More than thirty years ago when I first visited La Roche Posay – I think it must have been before the by-pass had been constructed – I remember a string of large lorries pumping fumes from their exhausts as they waited and waited for a signal from a gendarme to progress with caution through the low, narrow arch of the ancient gateway… and then on to a safer passing and crossing point over the river Creuse a few hundred meters distant. Many towns like this were planned and evolved with defence in mind… horses and carts being the only form of transportation many centuries ago.
Formally recognized as being of public utility in 1869, La Roche Posay became the first spa in Europe exclusively dedicated to skin disorders. The dermatological tradition at La Roche Posay spans five centuries and is based upon Selenium-rich spring water plus a unique store of knowledge and experience recognized the world over. And Napoleon, then General Bonaparte, on his return from Egypt at the beginning of the 19th century, had a thermal hospital built there to treat his soldiers’ skin diseases. Perhaps he marched from the thermal spring to Paris through this arch with his troops… than would have made an impressive photograph… had the camera been invented then!
So a lot has happened here and generations have passed through the portals… but the most I had to show for it on this visit was a couple of cars and cyclists… not even the usual milling crowds window-shopping with others sitting at café tables watching the world go by. In what context this image was used I have no idea… others of mine showing the famous spa buildings have been used several times around the world (although mostly for Polish and Russian publications). Maybe it was used alongside a spa image from another photographer? However, it was my second sale through Alamy and actually came within a couple of days of after my very first sale there… so I regarded the image subject as a gateway to success!
Licensed as Rights Managed by Alamy for reproduction in a weekly consumer magazine in the UK with a 500,000 print-run under my “a la France” pseudonym.
, wide angle
|Old corn mower, Wiltshire, UK. [Alamy image ref. AMM00P]
When I lived for a decade at the foot of the northern escarpment of Wiltshire’s desolate Salisbury Plain, there was not a week when I didn’t venture out across the minor roads crossing that expanse of mixed farmland and Army firing ranges.

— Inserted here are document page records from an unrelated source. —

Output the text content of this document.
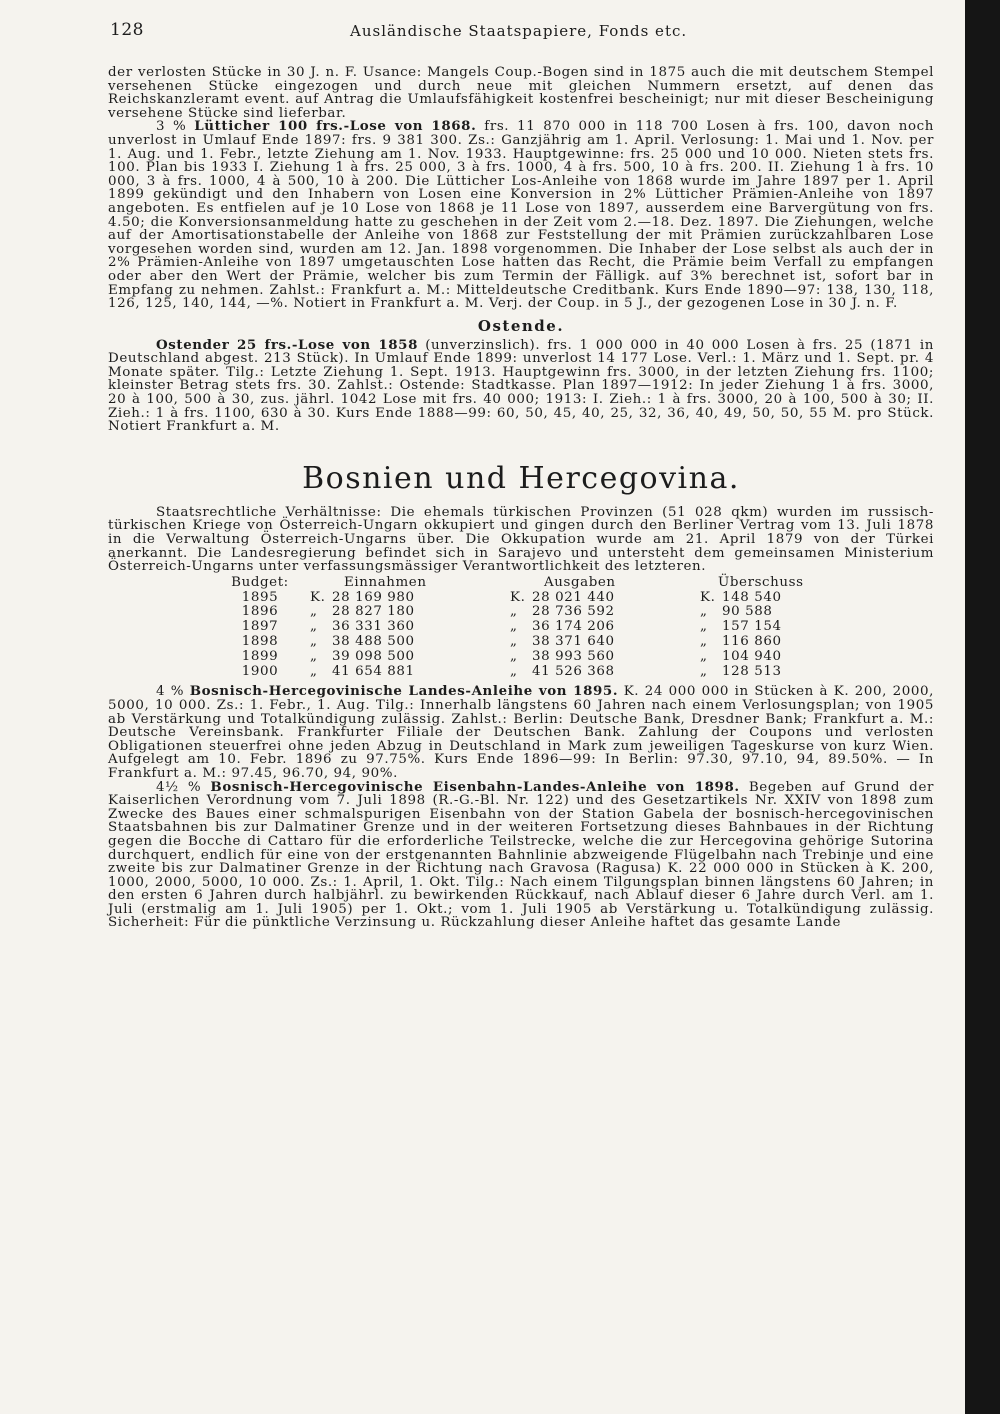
128	Ausländische Staatspapiere, Fonds etc.

der verlosten Stücke in 30 J. n. F. Usance: Mangels Coup.-Bogen sind in 1875 auch die mit deutschem Stempel versehenen Stücke eingezogen und durch neue mit gleichen Nummern ersetzt, auf denen das Reichskanzleramt event. auf Antrag die Umlaufsfähigkeit kostenfrei bescheinigt; nur mit dieser Bescheinigung versehene Stücke sind lieferbar.

3 % Lütticher 100 frs.-Lose von 1868. frs. 11 870 000 in 118 700 Losen à frs. 100, davon noch unverlost in Umlauf Ende 1897: frs. 9 381 300. Zs.: Ganzjährig am 1. April. Verlosung: 1. Mai und 1. Nov. per 1. Aug. und 1. Febr., letzte Ziehung am 1. Nov. 1933. Hauptgewinne: frs. 25 000 und 10 000. Nieten stets frs. 100. Plan bis 1933 I. Ziehung 1 à frs. 25 000, 3 à frs. 1000, 4 à frs. 500, 10 à frs. 200. II. Ziehung 1 à frs. 10 000, 3 à frs. 1000, 4 à 500, 10 à 200. Die Lütticher Los-Anleihe von 1868 wurde im Jahre 1897 per 1. April 1899 gekündigt und den Inhabern von Losen eine Konversion in 2% Lütticher Prämien-Anleihe von 1897 angeboten. Es entfielen auf je 10 Lose von 1868 je 11 Lose von 1897, ausserdem eine Barvergütung von frs. 4.50; die Konversionsanmeldung hatte zu geschehen in der Zeit vom 2.—18. Dez. 1897. Die Ziehungen, welche auf der Amortisationstabelle der Anleihe von 1868 zur Feststellung der mit Prämien zurückzahlbaren Lose vorgesehen worden sind, wurden am 12. Jan. 1898 vorgenommen. Die Inhaber der Lose selbst als auch der in 2% Prämien-Anleihe von 1897 umgetauschten Lose hatten das Recht, die Prämie beim Verfall zu empfangen oder aber den Wert der Prämie, welcher bis zum Termin der Fälligk. auf 3% berechnet ist, sofort bar in Empfang zu nehmen. Zahlst.: Frankfurt a. M.: Mitteldeutsche Creditbank. Kurs Ende 1890—97: 138, 130, 118, 126, 125, 140, 144, —%. Notiert in Frankfurt a. M. Verj. der Coup. in 5 J., der gezogenen Lose in 30 J. n. F.

Ostende.

Ostender 25 frs.-Lose von 1858 (unverzinslich). frs. 1 000 000 in 40 000 Losen à frs. 25 (1871 in Deutschland abgest. 213 Stück). In Umlauf Ende 1899: unverlost 14 177 Lose. Verl.: 1. März und 1. Sept. pr. 4 Monate später. Tilg.: Letzte Ziehung 1. Sept. 1913. Hauptgewinn frs. 3000, in der letzten Ziehung frs. 1100; kleinster Betrag stets frs. 30. Zahlst.: Ostende: Stadtkasse. Plan 1897—1912: In jeder Ziehung 1 à frs. 3000, 20 à 100, 500 à 30, zus. jährl. 1042 Lose mit frs. 40 000; 1913: I. Zieh.: 1 à frs. 3000, 20 à 100, 500 à 30; II. Zieh.: 1 à frs. 1100, 630 à 30. Kurs Ende 1888—99: 60, 50, 45, 40, 25, 32, 36, 40, 49, 50, 50, 55 M. pro Stück. Notiert Frankfurt a. M.

Bosnien und Hercegovina.

Staatsrechtliche Verhältnisse: Die ehemals türkischen Provinzen (51 028 qkm) wurden im russisch-türkischen Kriege von Österreich-Ungarn okkupiert und gingen durch den Berliner Vertrag vom 13. Juli 1878 in die Verwaltung Österreich-Ungarns über. Die Okkupation wurde am 21. April 1879 von der Türkei anerkannt. Die Landesregierung befindet sich in Sarajevo und untersteht dem gemeinsamen Ministerium Österreich-Ungarns unter verfassungsmässiger Verantwortlichkeit des letzteren.

Budget:	Einnahmen	Ausgaben	Überschuss
1895	K. 28 169 980	K. 28 021 440	K. 148 540
1896	„ 28 827 180	„ 28 736 592	„ 90 588
1897	„ 36 331 360	„ 36 174 206	„ 157 154
1898	„ 38 488 500	„ 38 371 640	„ 116 860
1899	„ 39 098 500	„ 38 993 560	„ 104 940
1900	„ 41 654 881	„ 41 526 368	„ 128 513

4 % Bosnisch-Hercegovinische Landes-Anleihe von 1895. K. 24 000 000 in Stücken à K. 200, 2000, 5000, 10 000. Zs.: 1. Febr., 1. Aug. Tilg.: Innerhalb längstens 60 Jahren nach einem Verlosungsplan; von 1905 ab Verstärkung und Totalkündigung zulässig. Zahlst.: Berlin: Deutsche Bank, Dresdner Bank; Frankfurt a. M.: Deutsche Vereinsbank. Frankfurter Filiale der Deutschen Bank. Zahlung der Coupons und verlosten Obligationen steuerfrei ohne jeden Abzug in Deutschland in Mark zum jeweiligen Tageskurse von kurz Wien. Aufgelegt am 10. Febr. 1896 zu 97.75%. Kurs Ende 1896—99: In Berlin: 97.30, 97.10, 94, 89.50%. — In Frankfurt a. M.: 97.45, 96.70, 94, 90%.

4½ % Bosnisch-Hercegovinische Eisenbahn-Landes-Anleihe von 1898. Begeben auf Grund der Kaiserlichen Verordnung vom 7. Juli 1898 (R.-G.-Bl. Nr. 122) und des Gesetzartikels Nr. XXIV von 1898 zum Zwecke des Baues einer schmalspurigen Eisenbahn von der Station Gabela der bosnisch-hercegovinischen Staatsbahnen bis zur Dalmatiner Grenze und in der weiteren Fortsetzung dieses Bahnbaues in der Richtung gegen die Bocche di Cattaro für die erforderliche Teilstrecke, welche die zur Hercegovina gehörige Sutorina durchquert, endlich für eine von der erstgenannten Bahnlinie abzweigende Flügelbahn nach Trebinje und eine zweite bis zur Dalmatiner Grenze in der Richtung nach Gravosa (Ragusa) K. 22 000 000 in Stücken à K. 200, 1000, 2000, 5000, 10 000. Zs.: 1. April, 1. Okt. Tilg.: Nach einem Tilgungsplan binnen längstens 60 Jahren; in den ersten 6 Jahren durch halbjährl. zu bewirkenden Rückkauf, nach Ablauf dieser 6 Jahre durch Verl. am 1. Juli (erstmalig am 1. Juli 1905) per 1. Okt.; vom 1. Juli 1905 ab Verstärkung u. Totalkündigung zulässig. Sicherheit: Für die pünktliche Verzinsung u. Rückzahlung dieser Anleihe haftet das gesamte Lande
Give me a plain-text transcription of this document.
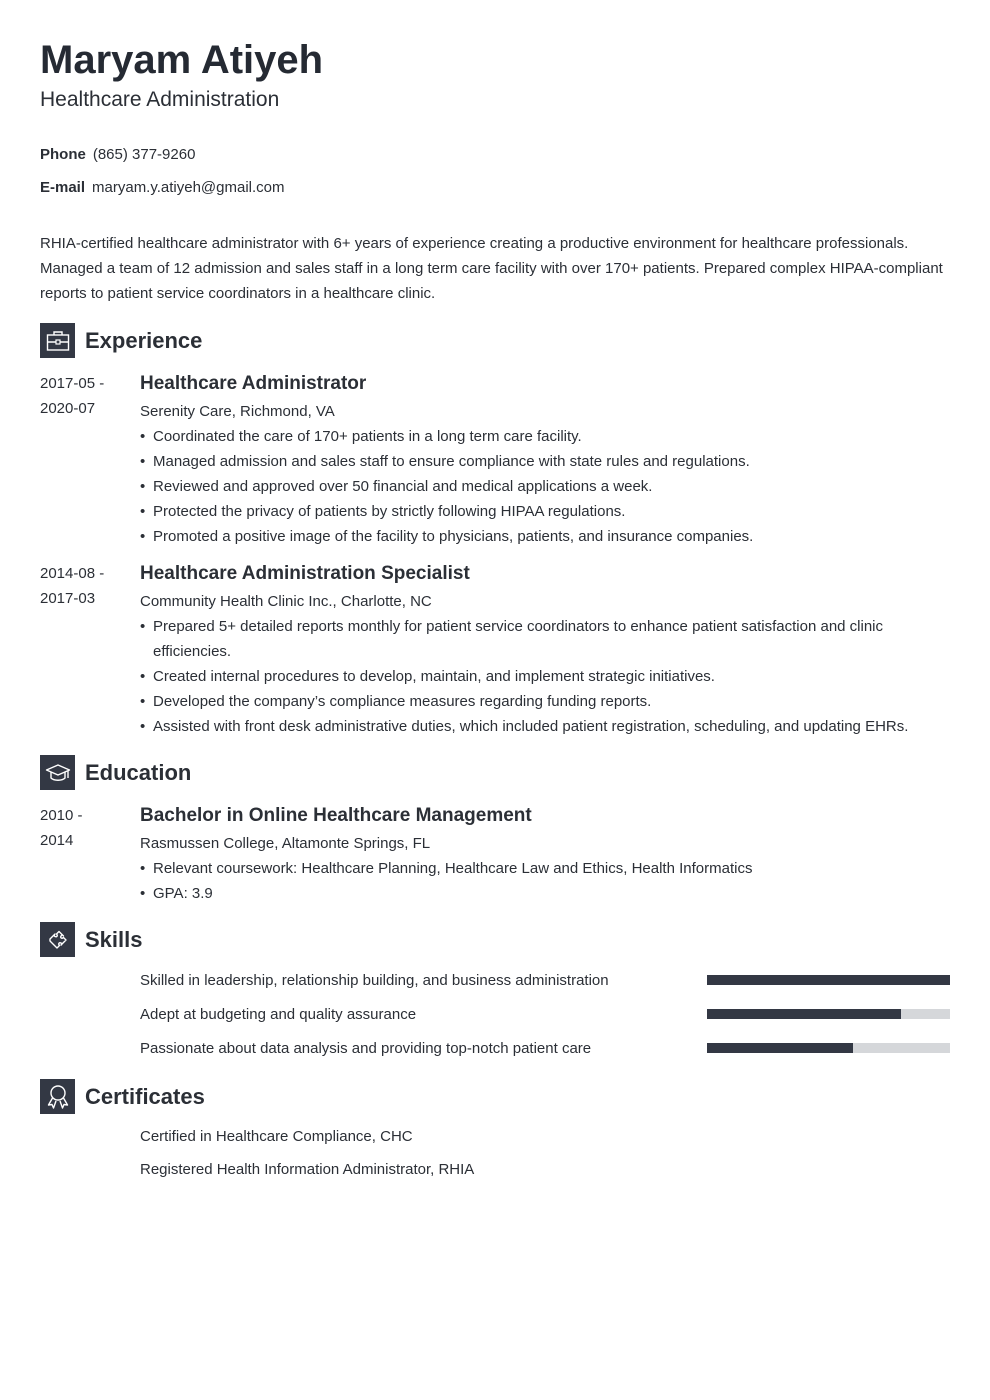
Maryam Atiyeh
Healthcare Administration
Phone (865) 377-9260
E-mail maryam.y.atiyeh@gmail.com
RHIA-certified healthcare administrator with 6+ years of experience creating a productive environment for healthcare professionals. Managed a team of 12 admission and sales staff in a long term care facility with over 170+ patients. Prepared complex HIPAA-compliant reports to patient service coordinators in a healthcare clinic.
Experience
2017-05 -
2020-07
Healthcare Administrator
Serenity Care, Richmond, VA
• Coordinated the care of 170+ patients in a long term care facility.
• Managed admission and sales staff to ensure compliance with state rules and regulations.
• Reviewed and approved over 50 financial and medical applications a week.
• Protected the privacy of patients by strictly following HIPAA regulations.
• Promoted a positive image of the facility to physicians, patients, and insurance companies.
2014-08 -
2017-03
Healthcare Administration Specialist
Community Health Clinic Inc., Charlotte, NC
• Prepared 5+ detailed reports monthly for patient service coordinators to enhance patient satisfaction and clinic efficiencies.
• Created internal procedures to develop, maintain, and implement strategic initiatives.
• Developed the company’s compliance measures regarding funding reports.
• Assisted with front desk administrative duties, which included patient registration, scheduling, and updating EHRs.
Education
2010 -
2014
Bachelor in Online Healthcare Management
Rasmussen College, Altamonte Springs, FL
• Relevant coursework: Healthcare Planning, Healthcare Law and Ethics, Health Informatics
• GPA: 3.9
Skills
Skilled in leadership, relationship building, and business administration
Adept at budgeting and quality assurance
Passionate about data analysis and providing top-notch patient care
Certificates
Certified in Healthcare Compliance, CHC
Registered Health Information Administrator, RHIA
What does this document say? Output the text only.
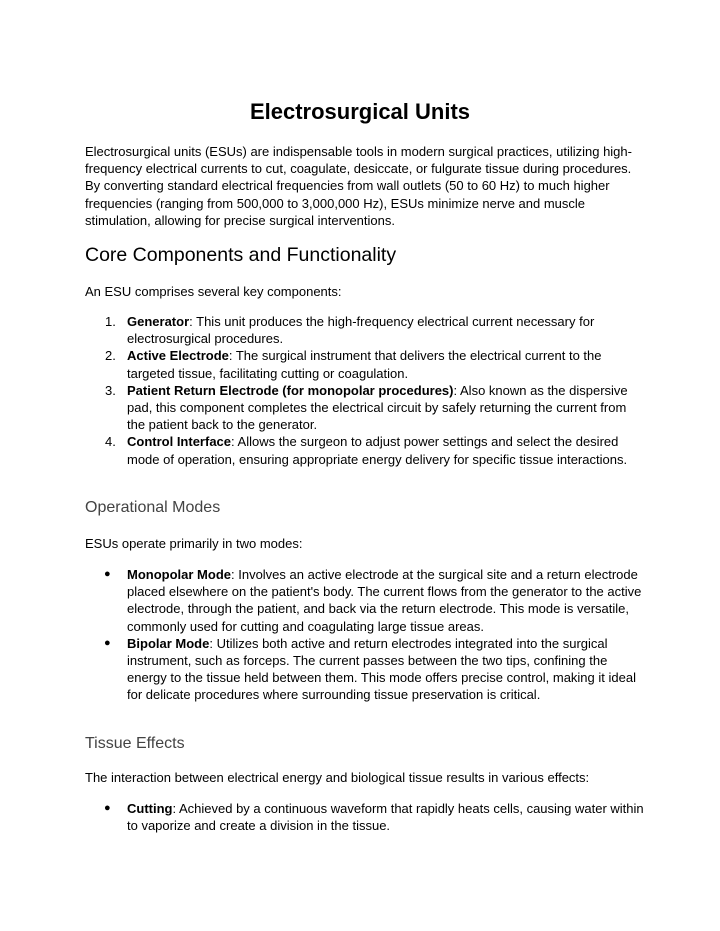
Electrosurgical Units

Electrosurgical units (ESUs) are indispensable tools in modern surgical practices, utilizing high-frequency electrical currents to cut, coagulate, desiccate, or fulgurate tissue during procedures. By converting standard electrical frequencies from wall outlets (50 to 60 Hz) to much higher frequencies (ranging from 500,000 to 3,000,000 Hz), ESUs minimize nerve and muscle stimulation, allowing for precise surgical interventions.

Core Components and Functionality

An ESU comprises several key components:

1. Generator: This unit produces the high-frequency electrical current necessary for electrosurgical procedures.
2. Active Electrode: The surgical instrument that delivers the electrical current to the targeted tissue, facilitating cutting or coagulation.
3. Patient Return Electrode (for monopolar procedures): Also known as the dispersive pad, this component completes the electrical circuit by safely returning the current from the patient back to the generator.
4. Control Interface: Allows the surgeon to adjust power settings and select the desired mode of operation, ensuring appropriate energy delivery for specific tissue interactions.
Operational Modes

ESUs operate primarily in two modes:

●	Monopolar Mode: Involves an active electrode at the surgical site and a return electrode placed elsewhere on the patient's body. The current flows from the generator to the active electrode, through the patient, and back via the return electrode. This mode is versatile, commonly used for cutting and coagulating large tissue areas.
●	Bipolar Mode: Utilizes both active and return electrodes integrated into the surgical instrument, such as forceps. The current passes between the two tips, confining the energy to the tissue held between them. This mode offers precise control, making it ideal for delicate procedures where surrounding tissue preservation is critical.
Tissue Effects

The interaction between electrical energy and biological tissue results in various effects:

●	Cutting: Achieved by a continuous waveform that rapidly heats cells, causing water within to vaporize and create a division in the tissue.
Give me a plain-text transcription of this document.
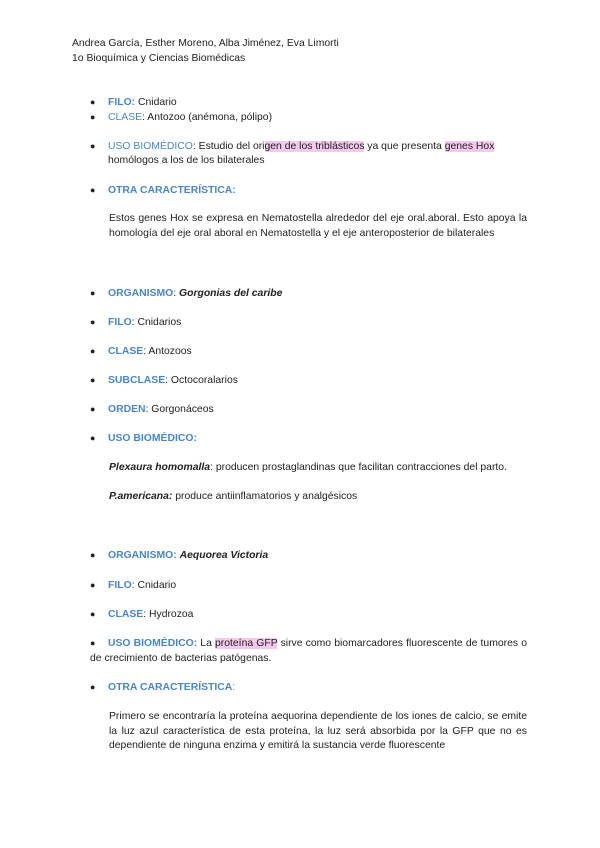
Andrea García, Esther Moreno, Alba Jiménez, Eva Limorti
1o Bioquímica y Ciencias Biomédicas
● FILO: Cnidario
● CLASE: Antozoo (anémona, pólipo)
● USO BIOMÉDICO: Estudio del origen de los triblásticos ya que presenta genes Hox
homólogos a los de los bilaterales
● OTRA CARACTERÍSTICA:
Estos genes Hox se expresa en Nematostella alrededor del eje oral.aboral. Esto apoya la homología del eje oral aboral en Nematostella y el eje anteroposterior de bilaterales
● ORGANISMO: Gorgonias del caribe
● FILO: Cnidarios
● CLASE: Antozoos
● SUBCLASE: Octocoralarios
● ORDEN: Gorgonáceos
● USO BIOMÉDICO:
Plexaura homomalla: producen prostaglandinas que facilitan contracciones del parto.
P.americana: produce antiinflamatorios y analgésicos
● ORGANISMO: Aequorea Victoria
● FILO: Cnidario
● CLASE: Hydrozoa
● USO BIOMÉDICO: La proteína GFP sirve como biomarcadores fluorescente de tumores o de crecimiento de bacterias patógenas.
● OTRA CARACTERÍSTICA:
Primero se encontraría la proteína aequorina dependiente de los iones de calcio, se emite la luz azul característica de esta proteína, la luz será absorbida por la GFP que no es dependiente de ninguna enzima y emitirá la sustancia verde fluorescente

There were large areas of a geological ground type known as “Greensand” in the locality which created specific problems for farmers. The green color of greensand is due to variable amounts of the mineral glauconite, an iron potassium silicate with very low weathering resistance; as a result, greensand tends to be weak and friable. It is a common ingredient as a source of potassium in organic gardening and farming fertilizers. The greensand found at the foot of Salisbury Plain is also very soft… which means that although farmers have a rich source of soil for their crops, it is difficult to harvest them because of the weight of modern harvesting machinery. As a result there were many small farms from the area roughly from West Lavington (just south of Devizes) through to, and beyond, Pewsey and Hungerford where it was quite normal to see traditional corn stooks in the fields at harvest time. Local farmers used traditional lightweight machinery to cut, bind and dry their crops for later threshing, rather than trying to drive a modern combine-harvester on the land at the risk of one sinking to it’s axles in the earth.
This image was licensed for three years for a half-page reproduction in an English “crafts” book with a 25,000 print-run under my “Farming Today” pseudonym.